Secondo alcune fonti sindacali il tanto atteso piano industriale di Arcelor Mittal è finalmente arrivato: le oltre 500 pagine sono state recapitate a Palazzo Chigi direttamente da Londra, senza alcun incontro ulteriore tra i vertici della multinazionale dell'acciaio e i rappresentanti del governo italiano. Nel documento sono evidenziati i punti salienti del nuovo piano quinquennale che si discostano dagli accordi firmati a marzo.

Il rinvio dell'ammodernamento dell'Altoforno 5

A causa della crisi mondiale del mercato dell'acciaio, dovuta agli effetti della pandemia da coronavirus, l'azienda procrastina i lavori di ammodernamento dell'Afo 05, il più grande altoforno d'Europa, che risulta spento dal 2015 per fine ciclo.

Ma perché questo dato sembra essere così rilevante? L'Altoforno 05, al quale va attribuito il 40% della produzione totale di acciaio degli impianti tarantini, è stato spesso oggetto di scontro tra la multinazionale franco-indiana, restia a utilizzarlo, e i vertici regionali, che premevano per un suo rifacimento all'insegna della tecnologia verde.

È chiaro che rinviare il ripristino delle funzioni dell'Altoforno 05, siano esse improntate a tecnologie tradizionali o più innovative, significa sostanzialmente che l'azienda non ha intenzione di aumentare in maniera significativa i livelli di produzione; i sindacati, infatti, affermano che la multinazionale voglia attestare i livelli produttivi a sei milioni di tonnellate annue, ritenuti, tuttavia, esigui per garantire livelli occupazionali decenti.

Recentemente l'amministratore delegato di Arcelor Mittal, Lucia Morselli, ha ammesso che le mail con cui i clienti dell'azienda chiedono il rinvio o la sospensione degli ordini sono ormai quotidiane.

Per Marco Bentivogli, segretario della Fim-Cisl, tuttavia, il lockdown causato dal Covid-19 ha fornito ad Arcelor Mittal "un ottimo alibi per continuare lo smantellamento degli impianti senza proseguire le opere ambientali".

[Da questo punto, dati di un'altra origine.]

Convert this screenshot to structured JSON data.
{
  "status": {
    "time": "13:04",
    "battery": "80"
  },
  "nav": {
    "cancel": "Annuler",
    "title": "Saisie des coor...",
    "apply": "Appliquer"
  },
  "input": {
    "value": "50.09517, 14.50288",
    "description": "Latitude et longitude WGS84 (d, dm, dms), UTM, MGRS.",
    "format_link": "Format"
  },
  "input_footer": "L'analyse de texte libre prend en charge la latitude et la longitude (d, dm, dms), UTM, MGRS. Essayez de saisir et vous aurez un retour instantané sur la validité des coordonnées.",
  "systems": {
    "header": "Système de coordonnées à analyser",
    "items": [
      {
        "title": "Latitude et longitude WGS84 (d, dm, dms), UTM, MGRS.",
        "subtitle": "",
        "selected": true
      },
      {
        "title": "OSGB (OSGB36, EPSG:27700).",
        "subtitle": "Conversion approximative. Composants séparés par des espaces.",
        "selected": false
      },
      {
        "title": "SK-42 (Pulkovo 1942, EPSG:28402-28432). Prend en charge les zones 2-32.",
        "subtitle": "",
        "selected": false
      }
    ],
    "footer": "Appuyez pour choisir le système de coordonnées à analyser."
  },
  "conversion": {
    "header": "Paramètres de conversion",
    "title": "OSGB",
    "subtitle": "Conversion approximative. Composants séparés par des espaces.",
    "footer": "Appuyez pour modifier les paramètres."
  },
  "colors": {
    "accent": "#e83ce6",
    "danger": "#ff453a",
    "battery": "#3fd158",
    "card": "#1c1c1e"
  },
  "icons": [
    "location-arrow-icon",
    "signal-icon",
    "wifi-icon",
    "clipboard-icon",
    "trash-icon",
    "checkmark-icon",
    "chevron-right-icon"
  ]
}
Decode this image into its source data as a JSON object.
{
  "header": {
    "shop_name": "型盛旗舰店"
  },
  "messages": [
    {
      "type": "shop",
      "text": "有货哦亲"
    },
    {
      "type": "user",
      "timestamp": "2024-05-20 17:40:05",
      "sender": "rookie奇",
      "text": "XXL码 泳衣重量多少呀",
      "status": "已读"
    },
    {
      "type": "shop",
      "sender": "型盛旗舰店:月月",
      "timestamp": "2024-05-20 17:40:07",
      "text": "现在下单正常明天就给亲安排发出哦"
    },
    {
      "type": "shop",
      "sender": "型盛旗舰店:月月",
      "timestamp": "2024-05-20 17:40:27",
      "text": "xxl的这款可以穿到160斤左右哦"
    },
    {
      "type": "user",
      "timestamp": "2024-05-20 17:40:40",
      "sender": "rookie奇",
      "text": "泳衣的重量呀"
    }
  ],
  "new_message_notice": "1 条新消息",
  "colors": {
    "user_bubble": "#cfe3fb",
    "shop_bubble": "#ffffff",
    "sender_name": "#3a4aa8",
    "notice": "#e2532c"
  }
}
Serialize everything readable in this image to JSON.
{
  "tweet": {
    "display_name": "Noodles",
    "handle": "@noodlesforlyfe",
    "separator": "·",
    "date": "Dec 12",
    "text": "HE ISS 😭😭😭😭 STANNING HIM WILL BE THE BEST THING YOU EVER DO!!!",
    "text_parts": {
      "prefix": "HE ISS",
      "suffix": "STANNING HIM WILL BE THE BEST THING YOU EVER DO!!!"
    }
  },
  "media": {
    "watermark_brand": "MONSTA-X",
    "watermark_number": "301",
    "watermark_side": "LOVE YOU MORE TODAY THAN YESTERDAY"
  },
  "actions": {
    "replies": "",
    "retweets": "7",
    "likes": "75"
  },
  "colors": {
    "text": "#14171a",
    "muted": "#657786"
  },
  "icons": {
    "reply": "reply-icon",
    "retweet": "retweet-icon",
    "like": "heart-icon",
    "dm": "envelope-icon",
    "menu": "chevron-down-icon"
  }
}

Licenziamento di 3.200 lavoratori e assunzioni di 7.500 unità entro cinque anni

Sul piano occupazionale l'azienda prevede 7.500 assunzioni, da attuarsi in un arco di tempo di cinque anni, ma annuncia anche il licenziamento di circa 3.200 unità lavorative entro il 2020. A questi si aggiungono circa 1.800 operai rimasti in carico all'amministrazione straordinaria dell'ex Ilva che, secondo gli accordi di settembre 2018, avrebbero dovuto essere riassorbiti nel nuovo organico aziendale e che ora rientrano nelle unità in esubero.

Resta confermata la richiesta di cassa integrazione avanzata ieri per 8.157 dipendenti (quasi tutto il personale dello stabilimento tarantino), che dovrebbe partire il prossimo 6 luglio e durare presumibilmente nove settimane.

Nel complesso la cifra degli esuberi si allontana di poco dai 4.700 prospettati lo scorso novembre. Il dato provoca comunque lo scontento dei sindacati, fermi nel riconoscere validità al solo accordo di settembre 2018, che prevedeva zero esuberi.

Arcelor Mittal chiede circa due miliardi di euro

Tra le richieste avanzate dall'azienda all'interno del piano industriale c'è quella di un prestito di 600 milioni di euro con garanzia Sace, cioè di un finanziamento agevolato garantito dalla società del gruppo Cassa depositi e prestiti e contro-garantito dallo Stato, che il governo ha messo a punto all'interno del Decreto liquidità per supportare le imprese a seguito dell'emergenza coronavirus.

La multinazionale ha fatto anche richiesta di un prestito di 200 milioni di euro a fondo perduto come contributo Covid, di un miliardo di euro per l'ingresso dello Stato nella società e di un'ulteriore somma, detraibile dalla cifra che l'amministrazione straordinaria dell'Ilva ha ricevuto a seguito della causa con i Riva, per un totale di circa due miliardi di euro.

La parola spetta ora al governo, attualmente impegnato in un vertice nel corso del quale dovrà decidere se il piano proposto da Arcelor Mittal sia in linea con gli accordi presi a marzo. Se, come prospettato da Stefano Patuanelli, ministro dello Sviluppo Economico, le richieste della multinazionale non saranno conformi alle aspettative del governo, bisognerà trovare un modo per decretare l'uscita definitiva dell'azienda franco-indiana dalla vicenda e prevedere l'ingresso dello Stato a sostegno dell'intera filiera dell'acciaio.